Calling all fact fans!
We’ve put together some of our favourite facts about Hans Christian Anderson for you to have a read of before you come to The Snow Queen, there’s some really fun facts in here and I will now be sleeping with a note beside my bed too, intrigued … read on.
“The Snow Queen” was first published on the suitably festive date of 21st December 1844, as part of a collection of Danish Fairy Tales by Hans Christian Andersen. Through the years Andersen’s works have been replicated in more than 125 languages, not all of them have stuck to the narrative or meaning of his original work.The critically acclaimed “Frozen,” the 2013 Disney movie hit staring the wonderful Kristen Bell as Anna, bears hardly no resemblance to its original inspiration. Despite that it managed to make 1.276 billion at the box office and the acclaimed song ‘ Let It go’ sung by Idina Menzel won an Academy and a Grammy award.
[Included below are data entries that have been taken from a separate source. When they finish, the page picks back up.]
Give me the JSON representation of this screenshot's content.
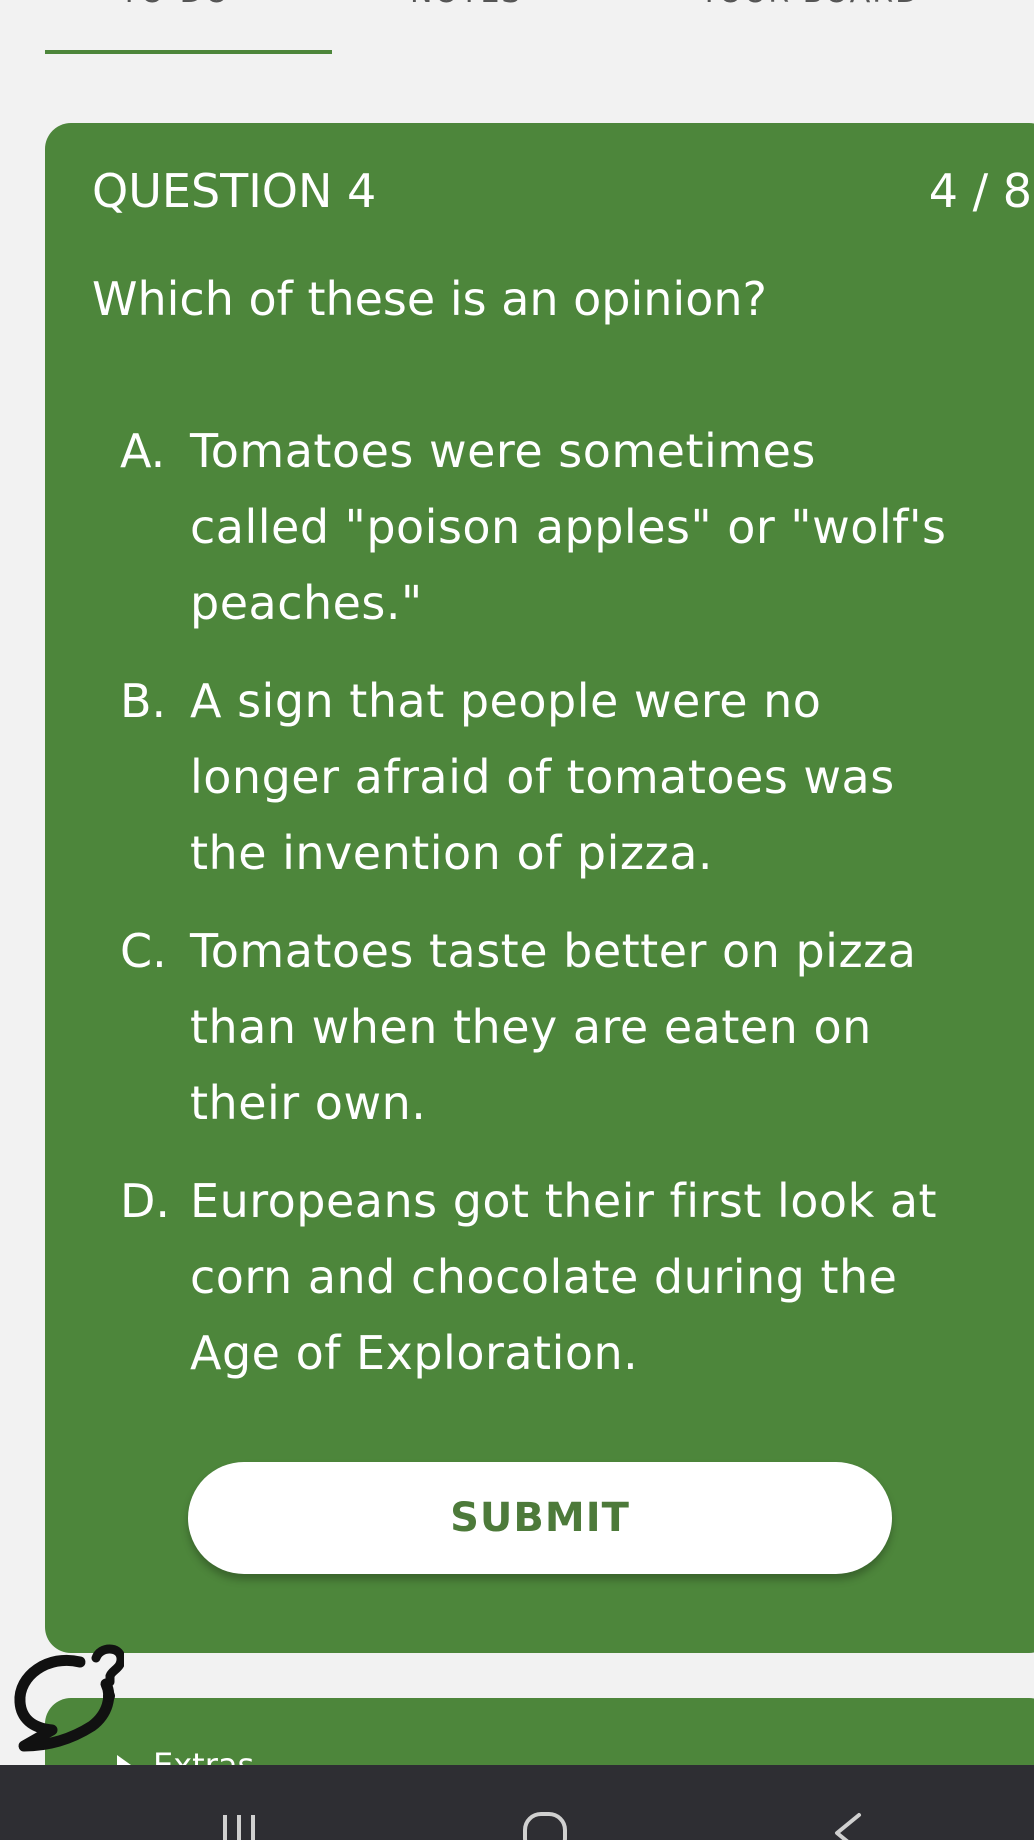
{
  "tabs": [
    {
      "label": "TO-DO"
    },
    {
      "label": "NOTES"
    },
    {
      "label": "YOUR BOARD"
    }
  ],
  "question": {
    "label": "QUESTION 4",
    "progress": "4 / 8",
    "text": "Which of these is an opinion?",
    "options": [
      {
        "letter": "A.",
        "text": "Tomatoes were sometimes called \"poison apples\" or \"wolf's peaches.\""
      },
      {
        "letter": "B.",
        "text": "A sign that people were no longer afraid of tomatoes was the invention of pizza."
      },
      {
        "letter": "C.",
        "text": "Tomatoes taste better on pizza than when they are eaten on their own."
      },
      {
        "letter": "D.",
        "text": "Europeans got their first look at corn and chocolate during the Age of Exploration."
      }
    ],
    "submit_label": "SUBMIT"
  },
  "extras": {
    "label": "Extras"
  },
  "colors": {
    "card_green": "#4d863b",
    "submit_text": "#4d7a3a",
    "background": "#f2f2f2",
    "nav_bar": "#2e2e33"
  },
  "icons": {
    "chat": "chat-help-icon",
    "recent": "recent-apps-icon",
    "home": "home-icon",
    "back": "back-icon"
  }
}
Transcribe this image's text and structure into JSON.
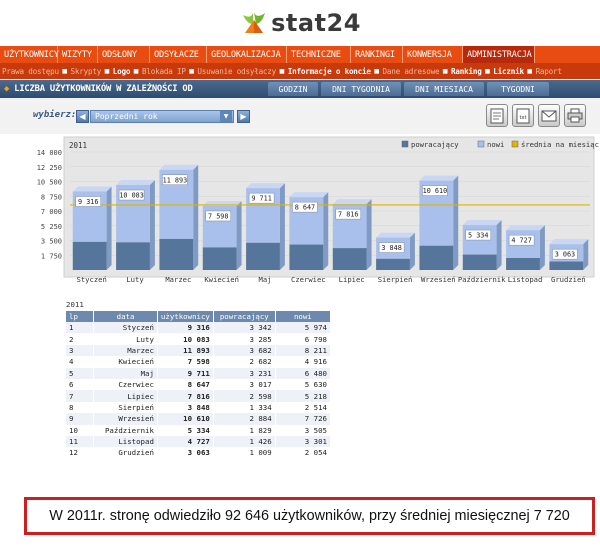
{
  "logo": {
    "text": "stat24"
  },
  "main_nav": {
    "items": [
      {
        "label": "UŻYTKOWNICY",
        "width": 58
      },
      {
        "label": "WIZYTY",
        "width": 40
      },
      {
        "label": "ODSŁONY",
        "width": 52
      },
      {
        "label": "ODSYŁACZE",
        "width": 57
      },
      {
        "label": "GEOLOKALIZACJA",
        "width": 80
      },
      {
        "label": "TECHNICZNE",
        "width": 64
      },
      {
        "label": "RANKINGI",
        "width": 52
      },
      {
        "label": "KONWERSJA",
        "width": 60
      },
      {
        "label": "ADMINISTRACJA",
        "width": 72,
        "active": true
      }
    ]
  },
  "sub_nav": {
    "items": [
      {
        "label": "Prawa dostępu",
        "bold": false
      },
      {
        "label": "Skrypty",
        "bold": false
      },
      {
        "label": "Logo",
        "bold": true
      },
      {
        "label": "Blokada IP",
        "bold": false
      },
      {
        "label": "Usuwanie odsyłaczy",
        "bold": false
      },
      {
        "label": "Informacje o koncie",
        "bold": true
      },
      {
        "label": "Dane adresowe",
        "bold": false
      },
      {
        "label": "Ranking",
        "bold": true
      },
      {
        "label": "Licznik",
        "bold": true
      },
      {
        "label": "Raport",
        "bold": false
      }
    ]
  },
  "section": {
    "title": "LICZBA UŻYTKOWNIKÓW W ZALEŻNOŚCI OD",
    "tabs": [
      {
        "label": "GODZIN",
        "width": 50
      },
      {
        "label": "DNI TYGODNIA",
        "width": 80
      },
      {
        "label": "DNI MIESIACA",
        "width": 80
      },
      {
        "label": "TYGODNI",
        "width": 62
      }
    ]
  },
  "toolbar": {
    "choose_label": "wybierz:",
    "period_value": "Poprzedni rok",
    "prev_icon": "arrow-left-icon",
    "next_icon": "arrow-right-icon",
    "tools": [
      "document-icon",
      "text-document-icon",
      "email-icon",
      "printer-icon"
    ]
  },
  "colors": {
    "accent_orange": "#e84c10",
    "nav_blue": "#2f4c70",
    "bar_light": "#a9c0ec",
    "bar_dark": "#56759b",
    "average_line": "#e0b400",
    "summary_border": "#cc1f1f"
  },
  "chart_data": {
    "type": "bar",
    "year_label": "2011",
    "legend": [
      {
        "label": "powracający",
        "color": "#56759b"
      },
      {
        "label": "nowi",
        "color": "#a9c0ec"
      },
      {
        "label": "średnia na miesiąc",
        "color": "#e0b400"
      }
    ],
    "yticks": [
      "14 000",
      "12 250",
      "10 500",
      "8 750",
      "7 000",
      "5 250",
      "3 500",
      "1 750"
    ],
    "ytick_values": [
      14000,
      12250,
      10500,
      8750,
      7000,
      5250,
      3500,
      1750
    ],
    "ylim": [
      0,
      14000
    ],
    "categories": [
      "Styczeń",
      "Luty",
      "Marzec",
      "Kwiecień",
      "Maj",
      "Czerwiec",
      "Lipiec",
      "Sierpień",
      "Wrzesień",
      "Październik",
      "Listopad",
      "Grudzień"
    ],
    "total_labels": [
      "9 316",
      "10 083",
      "11 893",
      "7 598",
      "9 711",
      "8 647",
      "7 816",
      "3 848",
      "10 610",
      "5 334",
      "4 727",
      "3 063"
    ],
    "series": [
      {
        "name": "powracający",
        "values": [
          3342,
          3285,
          3682,
          2682,
          3231,
          3017,
          2598,
          1334,
          2884,
          1829,
          1426,
          1009
        ]
      },
      {
        "name": "nowi",
        "values": [
          5974,
          6798,
          8211,
          4916,
          6480,
          5630,
          5218,
          2514,
          7726,
          3505,
          3301,
          2054
        ]
      }
    ],
    "totals": [
      9316,
      10083,
      11893,
      7598,
      9711,
      8647,
      7816,
      3848,
      10610,
      5334,
      4727,
      3063
    ],
    "average": 7720
  },
  "table": {
    "caption": "2011",
    "headers": [
      "lp",
      "data",
      "użytkownicy",
      "powracający",
      "nowi"
    ],
    "rows": [
      [
        "1",
        "Styczeń",
        "9 316",
        "3 342",
        "5 974"
      ],
      [
        "2",
        "Luty",
        "10 083",
        "3 285",
        "6 798"
      ],
      [
        "3",
        "Marzec",
        "11 893",
        "3 682",
        "8 211"
      ],
      [
        "4",
        "Kwiecień",
        "7 598",
        "2 682",
        "4 916"
      ],
      [
        "5",
        "Maj",
        "9 711",
        "3 231",
        "6 480"
      ],
      [
        "6",
        "Czerwiec",
        "8 647",
        "3 017",
        "5 630"
      ],
      [
        "7",
        "Lipiec",
        "7 816",
        "2 598",
        "5 218"
      ],
      [
        "8",
        "Sierpień",
        "3 848",
        "1 334",
        "2 514"
      ],
      [
        "9",
        "Wrzesień",
        "10 610",
        "2 884",
        "7 726"
      ],
      [
        "10",
        "Październik",
        "5 334",
        "1 829",
        "3 505"
      ],
      [
        "11",
        "Listopad",
        "4 727",
        "1 426",
        "3 301"
      ],
      [
        "12",
        "Grudzień",
        "3 063",
        "1 009",
        "2 054"
      ]
    ]
  },
  "summary": {
    "text": "W 2011r. stronę odwiedziło 92 646 użytkowników, przy średniej miesięcznej 7 720"
  }
}
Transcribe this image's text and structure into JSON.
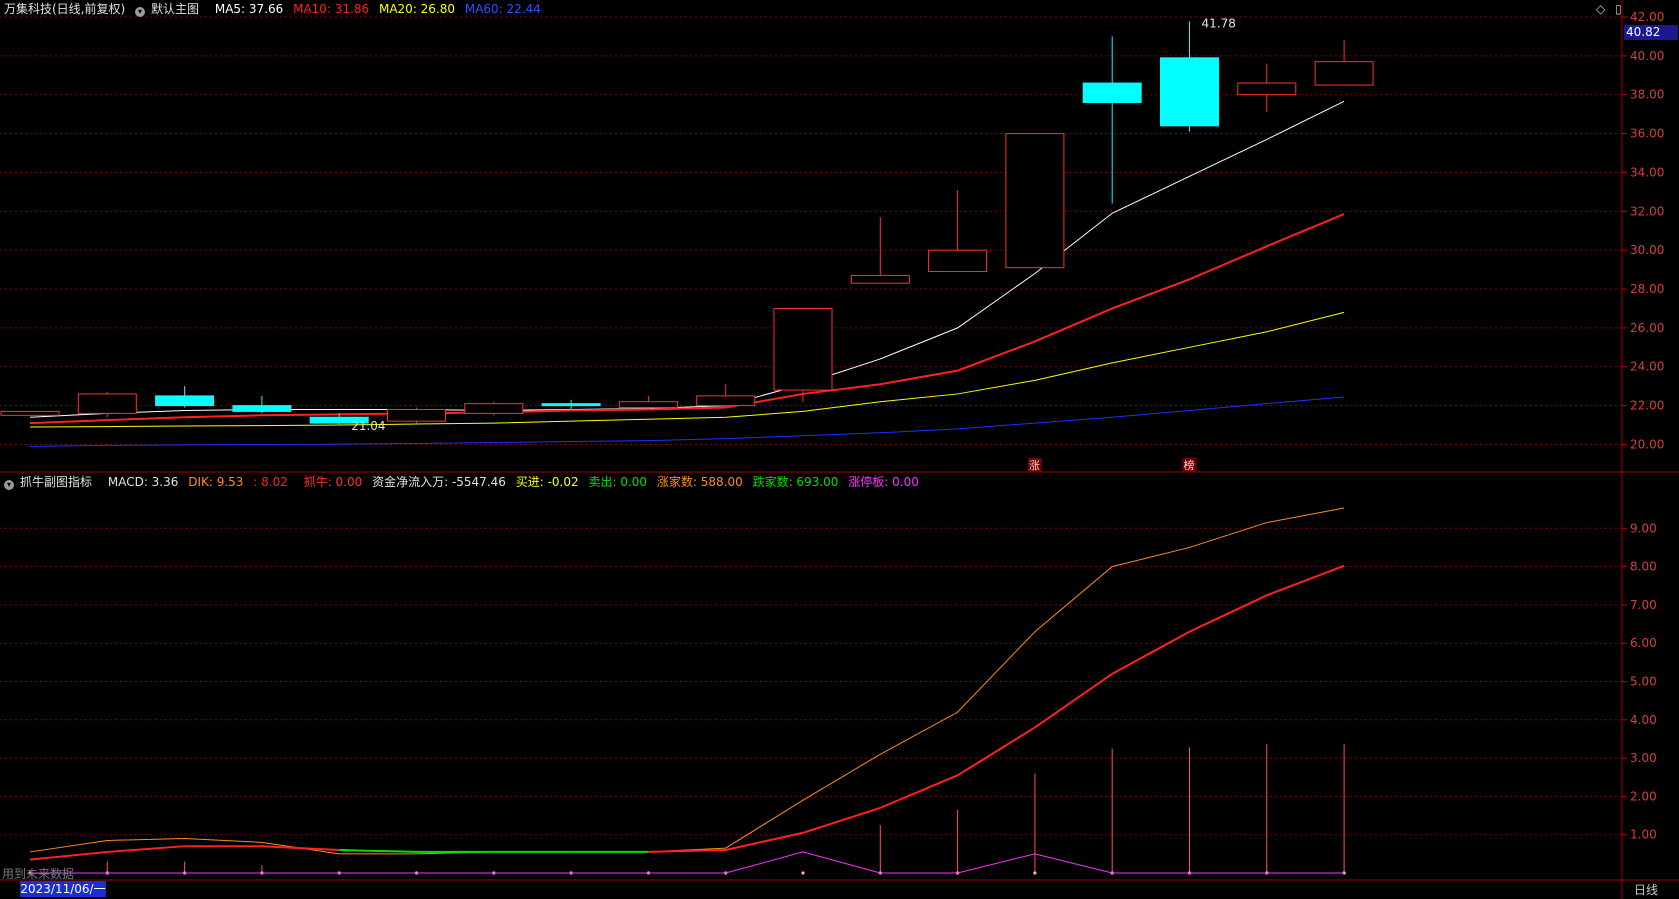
{
  "main_header": {
    "stock": "万集科技(日线,前复权)",
    "indicator_name": "默认主图",
    "ma5": "MA5: 37.66",
    "ma10": "MA10: 31.86",
    "ma20": "MA20: 26.80",
    "ma60": "MA60: 22.44"
  },
  "sub_header": {
    "indicator_name": "抓牛副图指标",
    "macd": "MACD: 3.36",
    "dik": "DIK: 9.53",
    "dik2": ": 8.02",
    "zhuaniu": "抓牛: 0.00",
    "fund": "资金净流入万: -5547.46",
    "buy": "买进: -0.02",
    "sell": "卖出: 0.00",
    "up_count": "涨家数: 588.00",
    "down_count": "跌家数: 693.00",
    "limit_up": "涨停板: 0.00"
  },
  "colors": {
    "ma5": "#ffffff",
    "ma10": "#ff2020",
    "ma20": "#ffff00",
    "ma60": "#2030ff",
    "up": "#ff3030",
    "down": "#00ffff",
    "grid": "#8b0000",
    "dik": "#ff8c1a",
    "dik2": "#ff2020",
    "magenta": "#ff30ff",
    "green": "#00e000",
    "orange": "#ff8c1a"
  },
  "price_tag": "40.82",
  "footer": {
    "date": "2023/11/06/一",
    "period": "日线",
    "future": "用到未来数据"
  },
  "top_icons": [
    "diamond-icon",
    "window-icon"
  ],
  "chart_data": [
    {
      "type": "candlestick",
      "ylim": [
        19.2,
        42
      ],
      "y_ticks": [
        "42.00",
        "40.00",
        "38.00",
        "36.00",
        "34.00",
        "32.00",
        "30.00",
        "28.00",
        "26.00",
        "24.00",
        "22.00",
        "20.00"
      ],
      "candles": [
        {
          "open": 21.5,
          "close": 21.7,
          "high": 21.7,
          "low": 21.5
        },
        {
          "open": 21.6,
          "close": 22.6,
          "high": 22.7,
          "low": 21.4
        },
        {
          "open": 22.5,
          "close": 22.0,
          "high": 23.0,
          "low": 21.9
        },
        {
          "open": 22.0,
          "close": 21.7,
          "high": 22.5,
          "low": 21.6
        },
        {
          "open": 21.4,
          "close": 21.1,
          "high": 21.6,
          "low": 21.04
        },
        {
          "open": 21.2,
          "close": 21.8,
          "high": 21.9,
          "low": 21.1
        },
        {
          "open": 21.6,
          "close": 22.1,
          "high": 22.2,
          "low": 21.5
        },
        {
          "open": 22.1,
          "close": 22.0,
          "high": 22.3,
          "low": 21.8
        },
        {
          "open": 21.9,
          "close": 22.2,
          "high": 22.5,
          "low": 21.8
        },
        {
          "open": 22.0,
          "close": 22.5,
          "high": 23.1,
          "low": 21.9
        },
        {
          "open": 22.8,
          "close": 27.0,
          "high": 27.0,
          "low": 22.2
        },
        {
          "open": 28.3,
          "close": 28.7,
          "high": 31.7,
          "low": 28.3
        },
        {
          "open": 28.9,
          "close": 30.0,
          "high": 33.1,
          "low": 28.9
        },
        {
          "open": 29.1,
          "close": 36.0,
          "high": 36.0,
          "low": 29.1
        },
        {
          "open": 38.6,
          "close": 37.6,
          "high": 41.0,
          "low": 32.4
        },
        {
          "open": 39.9,
          "close": 36.4,
          "high": 41.78,
          "low": 36.1
        },
        {
          "open": 38.0,
          "close": 38.6,
          "high": 39.6,
          "low": 37.1
        },
        {
          "open": 38.5,
          "close": 39.7,
          "high": 40.8,
          "low": 38.5
        }
      ],
      "series": [
        {
          "name": "MA5",
          "values": [
            21.4,
            21.6,
            21.75,
            21.8,
            21.8,
            21.8,
            21.75,
            21.8,
            21.85,
            22.0,
            23.1,
            24.4,
            26.0,
            28.8,
            31.9,
            33.8,
            35.7,
            37.66
          ]
        },
        {
          "name": "MA10",
          "values": [
            21.1,
            21.25,
            21.4,
            21.5,
            21.55,
            21.6,
            21.65,
            21.75,
            21.8,
            21.9,
            22.6,
            23.1,
            23.8,
            25.3,
            27.0,
            28.5,
            30.2,
            31.86
          ]
        },
        {
          "name": "MA20",
          "values": [
            20.9,
            20.92,
            20.95,
            20.97,
            21.0,
            21.05,
            21.1,
            21.2,
            21.3,
            21.4,
            21.7,
            22.2,
            22.6,
            23.3,
            24.2,
            25.0,
            25.8,
            26.8
          ]
        },
        {
          "name": "MA60",
          "values": [
            19.9,
            19.95,
            19.98,
            20.0,
            20.02,
            20.05,
            20.1,
            20.15,
            20.2,
            20.3,
            20.45,
            20.6,
            20.8,
            21.1,
            21.4,
            21.75,
            22.1,
            22.44
          ]
        }
      ],
      "annotations": [
        {
          "label": "41.78",
          "x_index": 15,
          "value": 41.78
        },
        {
          "label": "21.04",
          "x_index": 4,
          "value": 21.04
        }
      ],
      "markers": [
        {
          "label": "涨",
          "x_index": 13
        },
        {
          "label": "榜",
          "x_index": 15
        }
      ]
    },
    {
      "type": "line",
      "ylim": [
        0,
        10
      ],
      "y_ticks": [
        "9.00",
        "8.00",
        "7.00",
        "6.00",
        "5.00",
        "4.00",
        "3.00",
        "2.00",
        "1.00"
      ],
      "series": [
        {
          "name": "DIK",
          "values": [
            0.55,
            0.85,
            0.9,
            0.8,
            0.5,
            0.5,
            0.55,
            0.55,
            0.55,
            0.65,
            1.9,
            3.1,
            4.2,
            6.3,
            8.0,
            8.5,
            9.15,
            9.53
          ]
        },
        {
          "name": "DIK2",
          "values": [
            0.35,
            0.55,
            0.7,
            0.7,
            0.6,
            0.55,
            0.55,
            0.55,
            0.55,
            0.6,
            1.05,
            1.7,
            2.55,
            3.8,
            5.2,
            6.3,
            7.25,
            8.02
          ]
        },
        {
          "name": "抓牛",
          "values": [
            0,
            0,
            0,
            0,
            0,
            0,
            0,
            0,
            0,
            0,
            0.55,
            0,
            0,
            0.5,
            0,
            0,
            0,
            0
          ]
        },
        {
          "name": "MACD",
          "values": [
            0,
            0.3,
            0.3,
            0.2,
            0,
            0,
            0,
            0,
            0,
            0,
            0,
            1.25,
            1.65,
            2.6,
            3.25,
            3.28,
            3.36,
            3.36
          ]
        }
      ]
    }
  ]
}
The Snow Queen has also been made into opera, ballets, video games, stage plays and musicals. The first opera was composed in 1992 staring soprano Jane Marian Manning OBE. Currently the Scottish Ballet are performing a UK tour of this winter magical tale, music by Rimsky-Korsakov and choreographed by Christopher Hampson.
It’s often suggested that some of his works are autobiographical, some say Andersen met a Swedish opera singer named Jenny Lind in 1840, and fell madly in love with her. But it was an unrequited love, although they formed a friendship the industry elite claim Andersen was inspired to base the icy-hearted Snow Queen character on Jenny Lind after she rejected him as a potential suitor.
Andersen’s tales are synonymous with children’s parables, from the same collection comes: The Emperor’s New Clothes, The Little Mermaid, The Steadfast Tin Soldier, The Red Shoes, The Princess and the Pea, The Ugly Duckling, The Little Match Girl, and Thumbelina.
Andersen would have been very comfortable with theatrical adaptations of his works, spending his choldhood as he did in the Royal Danish Theatre. When his beautiful soprano voice broke he decided to become a poet, and the theatre’s director took him on as a protegee, funding his place at grammar school and even gaining patronage from King Frederick VI.
Due to the success of Andersens work, International Children’s Book Day is held on April 2nd each year in honour of Andersen’s birth date.
If you want to do some good this Christmas, and get a little bit more of a Hans Christian Andersen fix, look up the mobile app ‘Giving Tales’. It features the classic fairy tales read by famous actors, so you can drift off to The Princess and the Pea read by Sir Roger Moore, or Stephen Fry’s rendition of The Ugly Duckling. Plus, the app benefits children all over the world through UNICEF.
To finish, an intriguing fact about the famous novelist; he had a weird phobia about being buried alive, he would often put a note by his bed while asleep, “I only appear to be dead.”